Tout n'est pas noir ou blanc. Beaucoup d'entre eux accomplissent leur tâche avec respect et attention. Ils ne sont pas sans savoir que la qualité de la viande et donc par voie de conséquence le contentement du consommateur, dépend du bien être de l'animal. S'il est stressé avant sa mort, sa viande sera dur et irrécupérable.

Ainsi, avant de vous asséner une discipline restrictive dans la perspective de nourrir votre bonne conscience, je vous suggère d'approfondir les problématiques, d'avoir l'exigences de connaître les tenants et les aboutissants de la question. Oui cela demande un investissement de temps, d'énergie, mais c'est bien la seule issue utile. Car au fond, mettre les pieds au mur ne fait guère avancer les choses. Exiger par un choix éclairé une qualité de viande irréprochable, produite dans les meilleures conditions, j'entends par là avec le plus grand respect et le moins de souffrance pour la bête, est de toute évidence plus lourd de conséquence. Plus nous serons à souhaiter cela, plus l'industrie agro alimentaire aura du souci à se faire; et tant mieux.

N'oublions pas que, dans une société de consommation, le consommateur est roi. Il est le david qui peut faire plier Goliath. Se retirer du jeu, c'est s'ôter la possibilité d'exiger. Orienter nos achats en favorisant le commerce de proximité, l'artisanat, la qualité, est une manière concrète, accessbile à chacun d'encourager un changement de rapport au monde et à l'animal en particulier.

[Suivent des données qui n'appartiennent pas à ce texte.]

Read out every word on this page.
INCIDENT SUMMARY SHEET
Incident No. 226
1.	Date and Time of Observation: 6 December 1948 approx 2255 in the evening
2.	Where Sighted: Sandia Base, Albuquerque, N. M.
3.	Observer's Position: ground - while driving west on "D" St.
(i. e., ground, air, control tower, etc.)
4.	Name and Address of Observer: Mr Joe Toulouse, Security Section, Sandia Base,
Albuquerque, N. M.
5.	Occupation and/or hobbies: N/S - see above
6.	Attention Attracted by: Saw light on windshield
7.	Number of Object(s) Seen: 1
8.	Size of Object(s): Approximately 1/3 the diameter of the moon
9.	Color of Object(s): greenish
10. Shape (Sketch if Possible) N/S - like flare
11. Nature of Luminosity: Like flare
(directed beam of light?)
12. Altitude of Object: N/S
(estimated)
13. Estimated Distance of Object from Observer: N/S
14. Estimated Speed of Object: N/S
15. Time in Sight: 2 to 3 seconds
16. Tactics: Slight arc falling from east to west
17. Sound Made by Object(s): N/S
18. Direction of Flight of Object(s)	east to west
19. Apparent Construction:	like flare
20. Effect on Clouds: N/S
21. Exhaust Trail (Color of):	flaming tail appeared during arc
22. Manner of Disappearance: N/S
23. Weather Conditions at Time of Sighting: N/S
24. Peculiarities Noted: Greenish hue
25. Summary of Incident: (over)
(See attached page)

Trop souvent, pour justifier la validité de nos choix, nous nous inscrivons inconsciemment dans une "voie dur".

Consentir à l'effort, à la privation, à la molestation de soi par la restriction prouve ma bonne volonté, mon désir de bien faire, ma détermination. Encore mieux si quelques souffrances ou désagréments viennent pimenter le tout.

Logique héritée des philosophies idéalistes, chrétiens (catholiques) en tête de liste, qui utilisent la souffrance; l'exemple de la passion du christ; comme moyen de s'auto prouver la justesse du chemin qu'ils suivent. Logique qui amène évidemment à la détestation du plaisir pour lui-même, à la culpabilité etc.
Ce type de casuistique rassure d'innombrable personnes d'être sur la "bonne voie".

Je m'inscris en profond désaccord avec cela et souhaite vivement que chacun puisse établir un retour sur lui-même, sans hypocrisie, afin de démasquer tous ces stratagèmes utiles à nous conforter dans telle ou telle attitude. Le respect de l'animal commence par nous. Ainsi, bien souvent le végétarisme est poussé à un extrême telle, qu'il devient mortification et de fait révèle ce paradoxe fondateur qui devrait lui être fatal.

Meuble terreaux de réflexions en tous les cas, Au sein duquel creuser ne peut que se révéler salvateur.

Michel a dit…

Lio,
je ne pense pas que quelqu'un ici ne décide de ne pas manger de la viande pour se donner bonne conscience, mais ton commentaire est bien vrai, éviter une prise de conscience en remplaceant ça par de l'hipocrisie, c'est bien un trait de société.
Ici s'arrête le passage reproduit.